What to do with a cease and desist
If you receive a cease and desist letter or accusation of infringement related to your trade mark or IP, responding efficiently is crucial – we lay out the steps that you should take.
Receiving a legal letter can be very daunting, especially when it relates to issues that you may have been totally unaware of.
This article sets out the basic steps you should take if you receive a letter alleging that you are committing trade mark infringement and/or passing off, also known as a 'cease and desist' letter, a 'letter before action' or a 'letter before claim'.
Take a breath and stay calm
These letters relate to serious legal matters and should not be ignored, but it is also important to keep a cool head.
For lawyers drafting these letters to send out on behalf of their clients, there are legal formalities that have to be followed.
These include a requirement to set out their client's case in sufficient detail that the recipient can consider and respond fully, as well as explaining the remedies that they are seeking (e.g. a payment for damages or the removal of your product from the market).
As a result, these letters can be serious and severe-sounding by their very nature.
Despite the way such a letter may be worded, it is often possible that an amicable solution can be found outside of formal legal proceedings and without matters ending up in court.
It is not uncommon to receive a follow up letter on a "Without Prejudice" basis, which may be worded a little more gently and may set out a basis on which the matter could be settled.
This "Without Prejudice" correspondence is off the record, whereas the open correspondence (i.e. anything not issued on a without prejudice basis) can be referred to and raised in any court proceedings.

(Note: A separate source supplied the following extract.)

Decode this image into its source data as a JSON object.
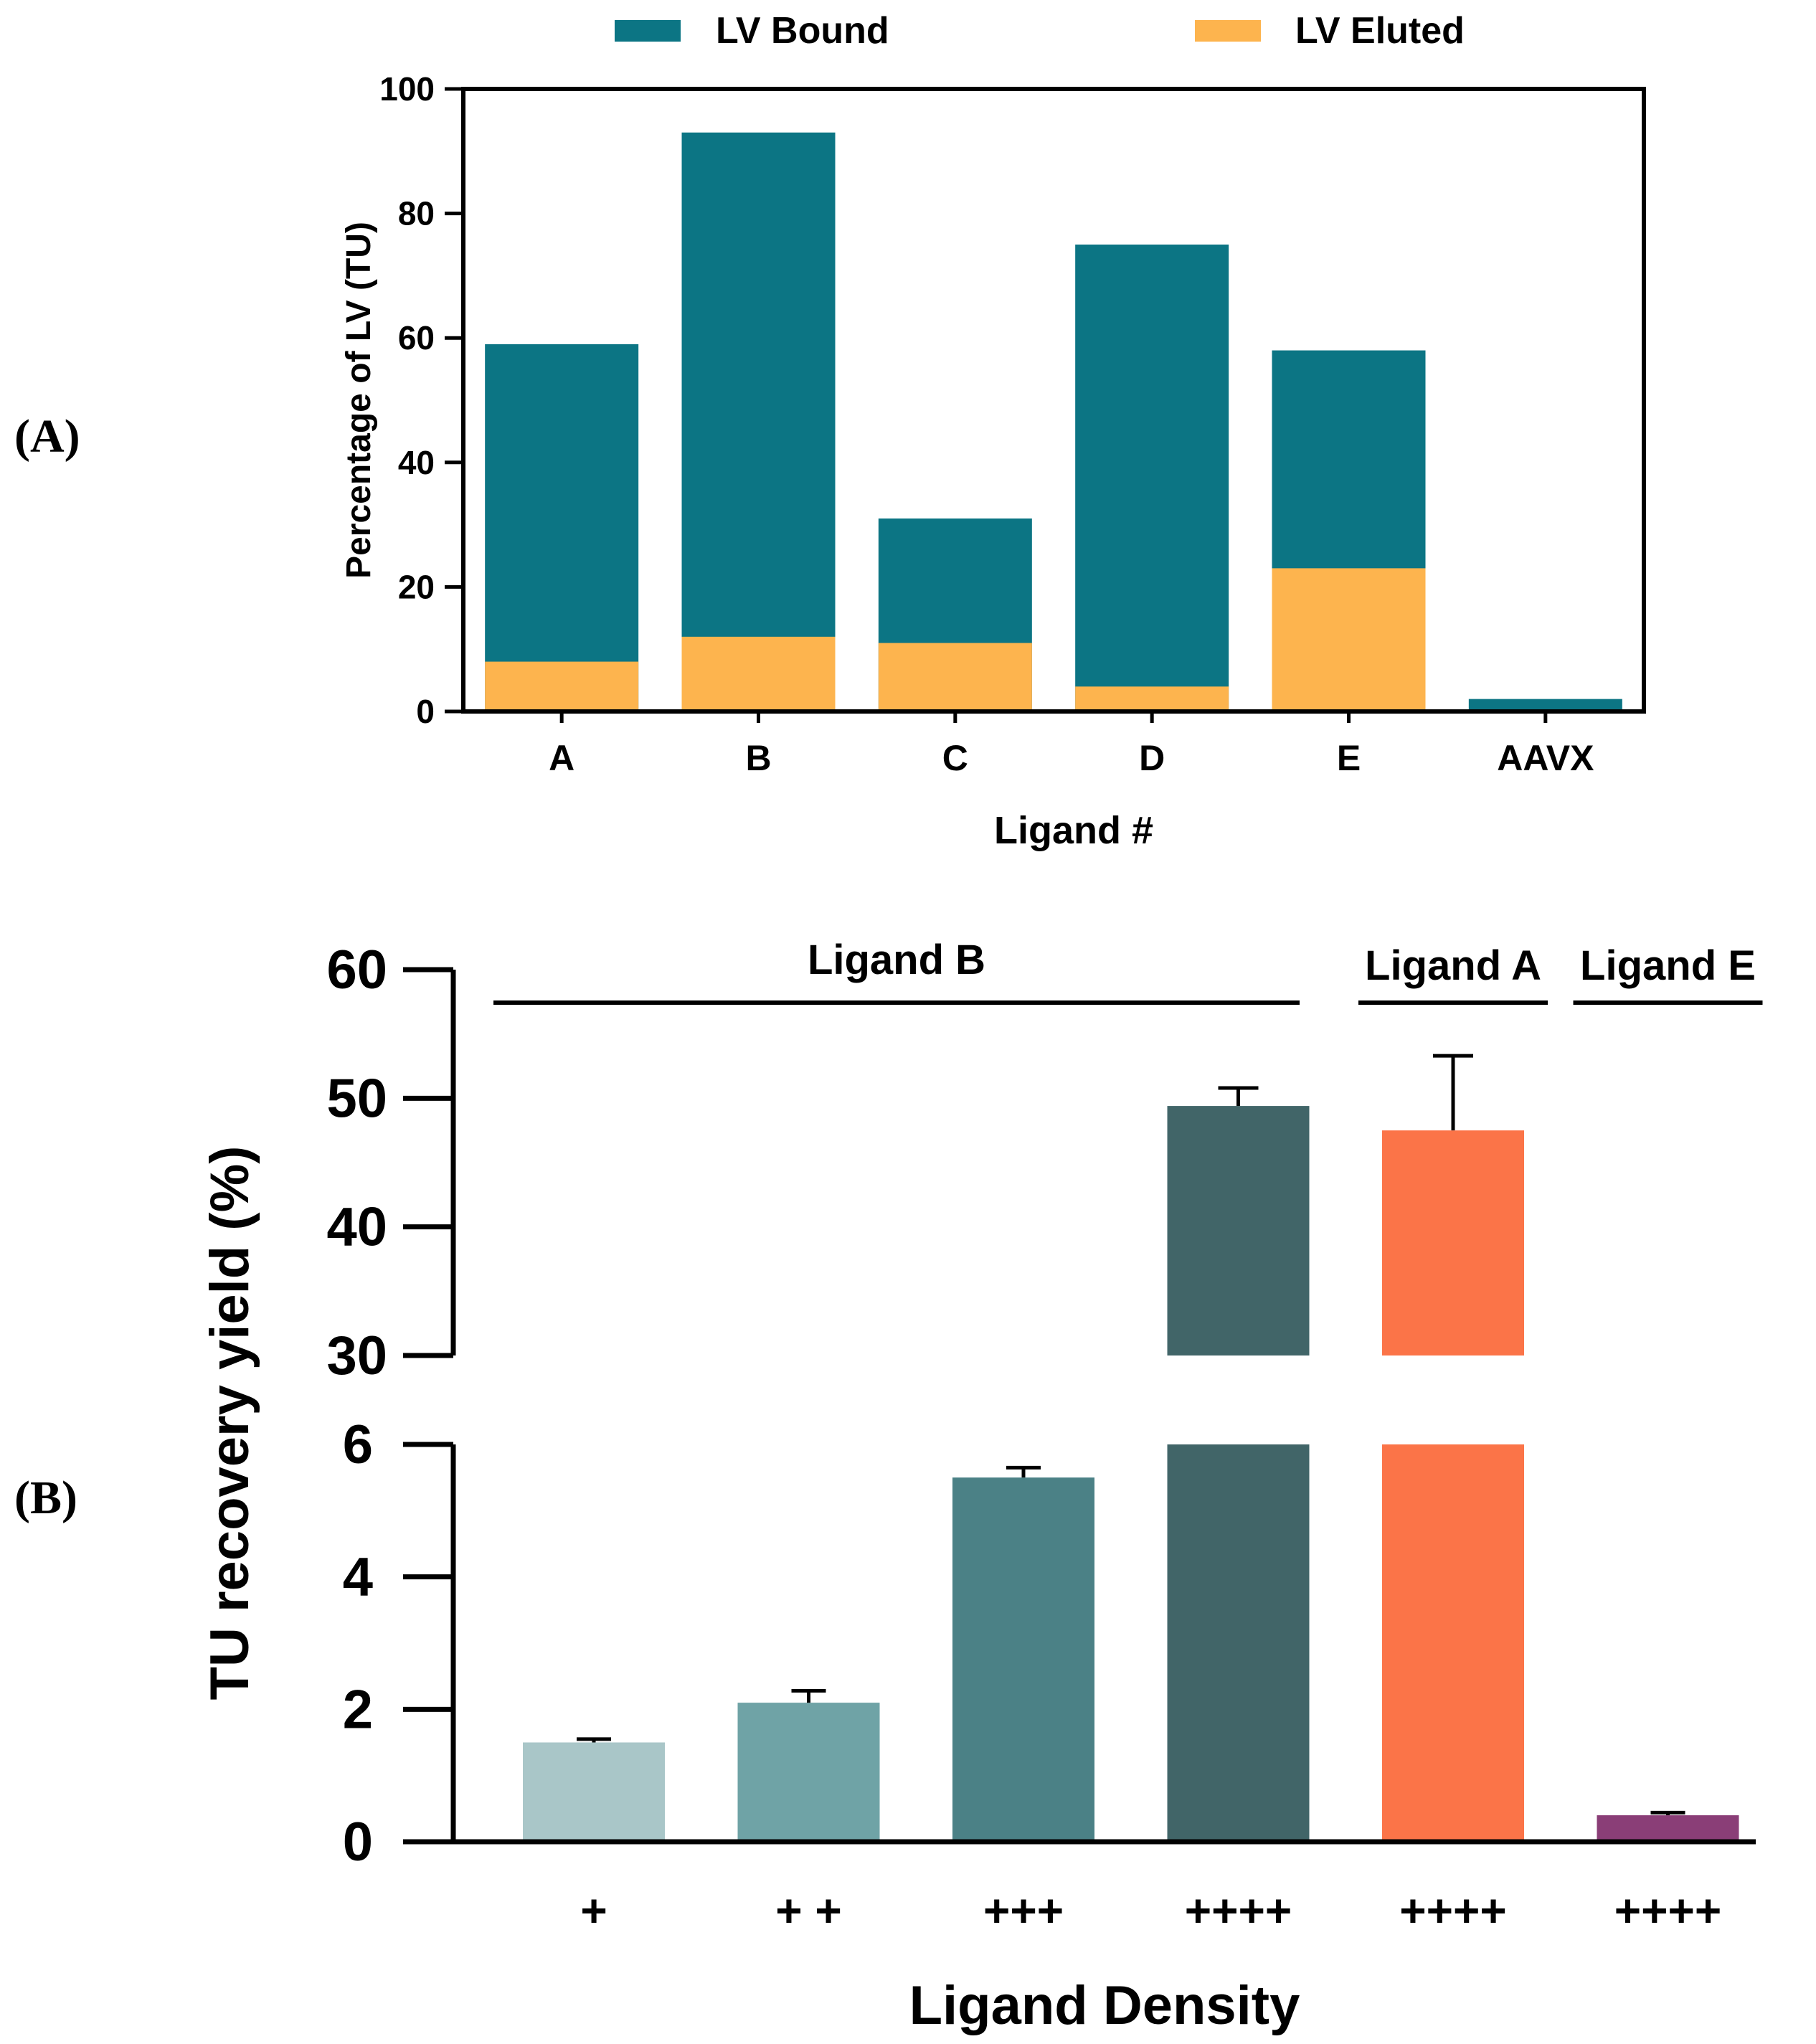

It is a legal requirement for a party to issue a letter before action if they are considering legal action, but it is just a first step and is usually seen as a way to flag an issue and begin negotiations.
Take a note of the stated response date
The sender will usually need to provide the recipient with a minimum of 14 days to respond. It's extremely important to note this date and comply with it.
The sender is not obliged to send a follow up letter and could issue proceedings without further notice if they think you are ignoring them.
Don't be tempted to respond without having taken legal advice
This is also important, particularly as any response you send on an open (non-Without Prejudice) basis could be referenced and raised in any court proceedings.
You don't want to make any statements in open correspondence that may prejudice your case down the line.
Contact a Chartered Trade Mark Attorney or IP Solicitor
Contacting a qualified and regulated lawyer should happen as quickly as possible following your receiving the letter - not only to put your mind at ease that someone else is helping and handling it for you, but also because the lawyer who advises you will almost certainly need to complete an internal conflict check and may have to complete new client administrative procedures before being able to assist, as well as having a busy caseload aside from your matter.
They will appreciate having sufficient time to provide you with considered advice, rather than having to rush the processes through in a couple of days.
Provide your chosen lawyer with any information that may be relevant
Be open with your legal advisor - they are on your side.
Although it may be tempting to hold back on some information it is very important that they are fully aware of any and all issues relevant to the matter at hand. The more information you provide to your legal advisor, the better they are able to advise you.
Confidential correspondence between legal advisor and client is protected by legal professional privilege and is therefore not open to disclosure in legal proceedings.
Don't ignore the letter and hope it goes away
In a few instances this may work but it is a very risky strategy.
The sender will have incurred sometimes fairly significant costs in having the letter drafted and sent.
If they are serious about the claims they make, and you do not respond promptly, the next correspondence you receive may be related to the issuance of formal court proceedings, where things can get very serious and very expensive very quickly!
Once a party has gone to the effort and expense of issuing court proceedings, they are far less likely to back down and will want to recover these costs in any settlement.
Facing the matter head-on, early, and with the assistance of a qualified legal advisor, is always going to be the safer option.